Libertà è partecipazione. Giorgio Gaber lo cantava negli anni 70 e non si sarebbe aspettato che la partecipazione potesse trasformarsi in un tabù, in un ostacolo per la costruzione del nuovo ordine mondiale e locale. Niente partecipazione e assolutamente nessuna libertà.
Le nuove oligarchie non amano il contatto fastidioso con il popolo. Ed i centri di potere si strutturano in modo tale da evitare che la rabbia popolare possa interferire con la gestione dei vari Paesi.
L’importante è creare l’illusione che la gente comune possa contare qualcosa, possa essere di più e di meglio di un semplice numero.
La Rete è la grande truffa, è l’alibi che consente ad illustri sconosciuti di conquistare non più i pochi minuti di notorietà ma persino uno scranno in Parlamento. Dove lo sconosciuto non avrà la possibilità di incidere, di decidere e di scegliere. Ma dovrà limitarsi ad alzare la mano e premere un pulsante quando il vertice del suo partito o movimento deciderà.
Così perde di ogni significato la polemica sulla impreparazione di eletti che non hanno esperienza alcuna, che non hanno mai lavorato o che si sono dedicati ad attività inadeguate rispetto ai nuovi compiti. Perché anche i movimenti più liquidi, se non gassosi, dispongono di strutture che analizzano la situazione e le prospettive future. Per poi inviare gli ordini agli eletti.
Il voto popolare, di conseguenza, non ha alcun valore e valgono ancora meno eventuali preferenze espresse dagli elettori.
Le nuove oligarchie si sono strutturate, in politica come in ogni ambito della società civile.
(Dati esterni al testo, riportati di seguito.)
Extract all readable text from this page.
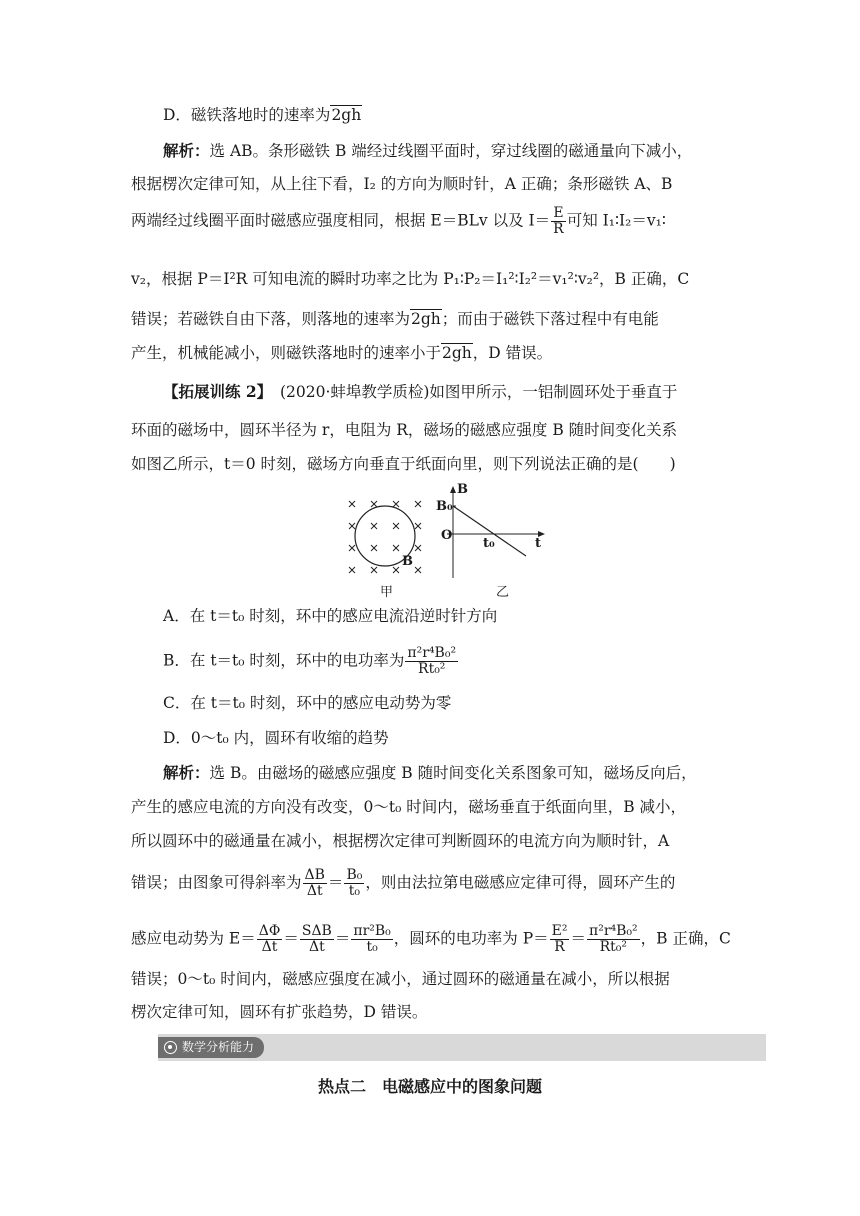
D．磁铁落地时的速率为2gh
解析：选 AB。条形磁铁 B 端经过线圈平面时，穿过线圈的磁通量向下减小，
根据楞次定律可知，从上往下看，I₂ 的方向为顺时针，A 正确；条形磁铁 A、B
两端经过线圈平面时磁感应强度相同，根据 E＝BLv 以及 $I= \frac{E}{R}$ 可知 I₁∶I₂＝v₁∶
v₂，根据 P＝I²R 可知电流的瞬时功率之比为 P₁∶P₂＝I₁²∶I₂²＝v₁²∶v₂²，B 正确，C
错误；若磁铁自由下落，则落地的速率为2gh；而由于磁铁下落过程中有电能
产生，机械能减小，则磁铁落地时的速率小于2gh，D 错误。
【拓展训练 2】　 (2020·蚌埠教学质检)如图甲所示，一铝制圆环处于垂直于
环面的磁场中，圆环半径为 r，电阻为 R，磁场的磁感应强度 B 随时间变化关系
如图乙所示，t＝0 时刻，磁场方向垂直于纸面向里，则下列说法正确的是(　　)
B
B₀
O
t₀	t
B
甲	乙
A．在 t＝t₀ 时刻，环中的感应电流沿逆时针方向
B．在 t＝t₀ 时刻，环中的电功率为 $\frac{\text{π²r⁴B₀²}}{\text{Rt₀²}}$
C．在 t＝t₀ 时刻，环中的感应电动势为零
D．0～t₀ 内，圆环有收缩的趋势
解析：选 B。由磁场的磁感应强度 B 随时间变化关系图象可知，磁场反向后，
产生的感应电流的方向没有改变，0～t₀ 时间内，磁场垂直于纸面向里，B 减小，
所以圆环中的磁通量在减小，根据楞次定律可判断圆环的电流方向为顺时针，A
错误；由图象可得斜率为 $\frac{\Delta B}{\Delta t} = \frac{\text{B₀}}{\text{t₀}}$ ，则由法拉第电磁感应定律可得，圆环产生的
感应电动势为 $E= \frac{\Delta\Phi}{\Delta t} = \frac{\text{SΔB}}{\Delta t} = \frac{\text{πr²B₀}}{\text{t₀}}$ ，圆环的电功率为 $P= \frac{\text{E²}}{R} = \frac{\text{π²r⁴B₀²}}{\text{Rt₀²}}$ ，B 正确，C
错误；0～t₀ 时间内，磁感应强度在减小，通过圆环的磁通量在减小，所以根据
楞次定律可知，圆环有扩张趋势，D 错误。
数学分析能力
热点二　电磁感应中的图象问题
E sono queste strutture che determinano le scelte strategiche in economia, nella cultura, nella società civile. Le nuove mode, le canzoni di successo, gli stili di vita, la notorietà degli artisti.
Ovviamente facendo in modo che il popolo si illuda di contare e di determinare qualcosa, magari anche irrilevante.
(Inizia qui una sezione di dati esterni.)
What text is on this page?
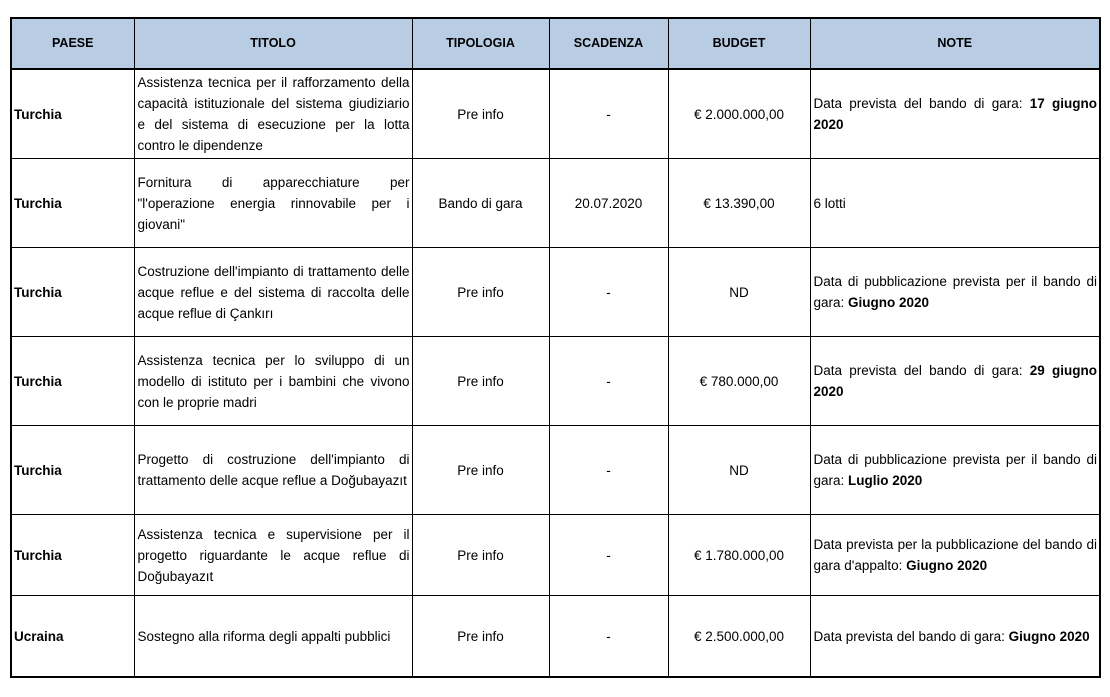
PAESE	TITOLO	TIPOLOGIA	SCADENZA	BUDGET	NOTE
Turchia	Assistenza tecnica per il rafforzamento della capacità istituzionale del sistema giudiziario e del sistema di esecuzione per la lotta contro le dipendenze	Pre info	-	€ 2.000.000,00	Data prevista del bando di gara: 17 giugno 2020
Turchia	Fornitura di apparecchiature per "l'operazione energia rinnovabile per i giovani"	Bando di gara	20.07.2020	€ 13.390,00	6 lotti
Turchia	Costruzione dell'impianto di trattamento delle acque reflue e del sistema di raccolta delle acque reflue di Çankırı	Pre info	-	ND	Data di pubblicazione prevista per il bando di gara: Giugno 2020
Turchia	Assistenza tecnica per lo sviluppo di un modello di istituto per i bambini che vivono con le proprie madri	Pre info	-	€ 780.000,00	Data prevista del bando di gara: 29 giugno 2020
Turchia	Progetto di costruzione dell'impianto di trattamento delle acque reflue a Doğubayazıt	Pre info	-	ND	Data di pubblicazione prevista per il bando di gara: Luglio 2020
Turchia	Assistenza tecnica e supervisione per il progetto riguardante le acque reflue di Doğubayazıt	Pre info	-	€ 1.780.000,00	Data prevista per la pubblicazione del bando di gara d'appalto: Giugno 2020
Ucraina	Sostegno alla riforma degli appalti pubblici	Pre info	-	€ 2.500.000,00	Data prevista del bando di gara: Giugno 2020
Tutti convinti di essere liberi perché, a distanza di 50 anni dal 68, lo slogan “vietato vietare” è diventato prassi nella vita di tutti i giorni.
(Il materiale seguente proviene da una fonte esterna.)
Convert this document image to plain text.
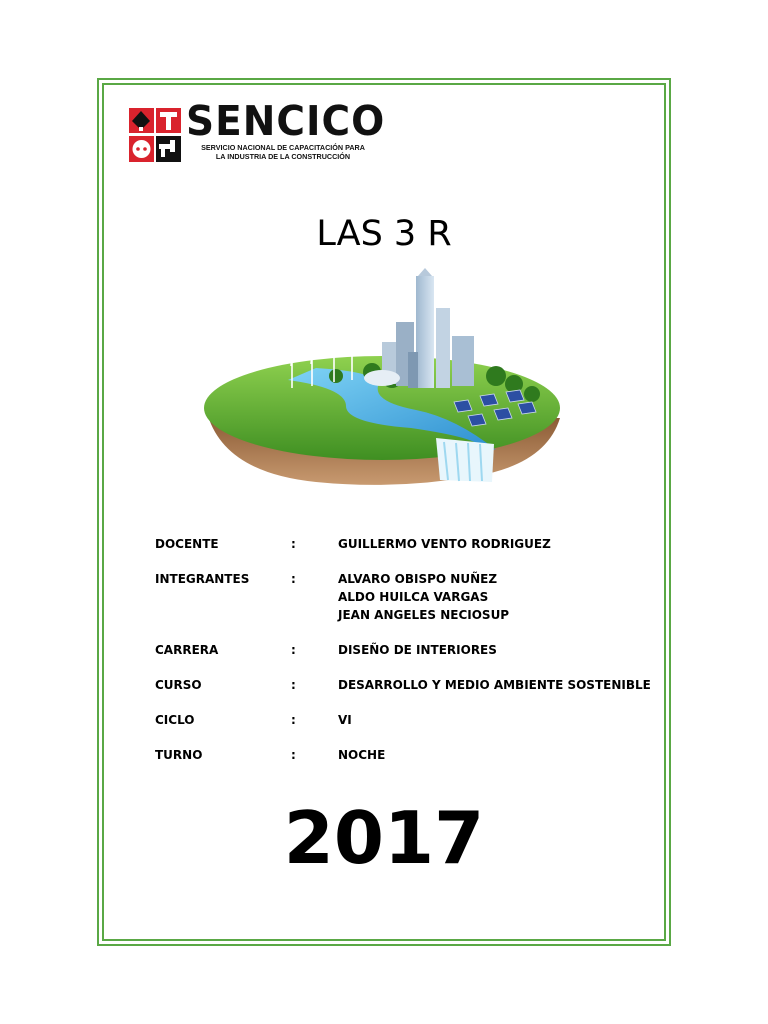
SENCICO
SERVICIO NACIONAL DE CAPACITACIÓN PARA
LA INDUSTRIA DE LA CONSTRUCCIÓN
LAS 3 R
DOCENTE	:	GUILLERMO VENTO RODRIGUEZ
INTEGRANTES	:	ALVARO OBISPO NUÑEZ
ALDO HUILCA VARGAS
JEAN ANGELES NECIOSUP
CARRERA	:	DISEÑO DE INTERIORES
CURSO	:	DESARROLLO Y MEDIO AMBIENTE SOSTENIBLE
CICLO	:	VI
TURNO	:	NOCHE
2017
Sarà per questo che è sufficiente entrare in una stazione ferroviaria italiana per essere subissati da divieti: vietato salire o scendere se il treno è in movimento; vietato oltrepassare la striscia gialla; vietato abbandonare i bagagli; vietato fumare.
Il problema non è rispettare delle regole di banale buonsenso ma il profluvio di divieti, di ordini perentori.
Nelle località di mare è vietato circolare in costume da bagno, è vietato in spiaggia, in montagna è vietato accendere fuochi, in alcune città è vietato vendere alcolici la sera.
Divieti di ogni tipo, in ogni luogo. I sudditi devono adeguarsi, senza protestare. Hanno rinunciato a partecipare accusando la politica di essere brutta, sporca e cattiva? E allora hanno anche scelto di rinunciare alla libertà.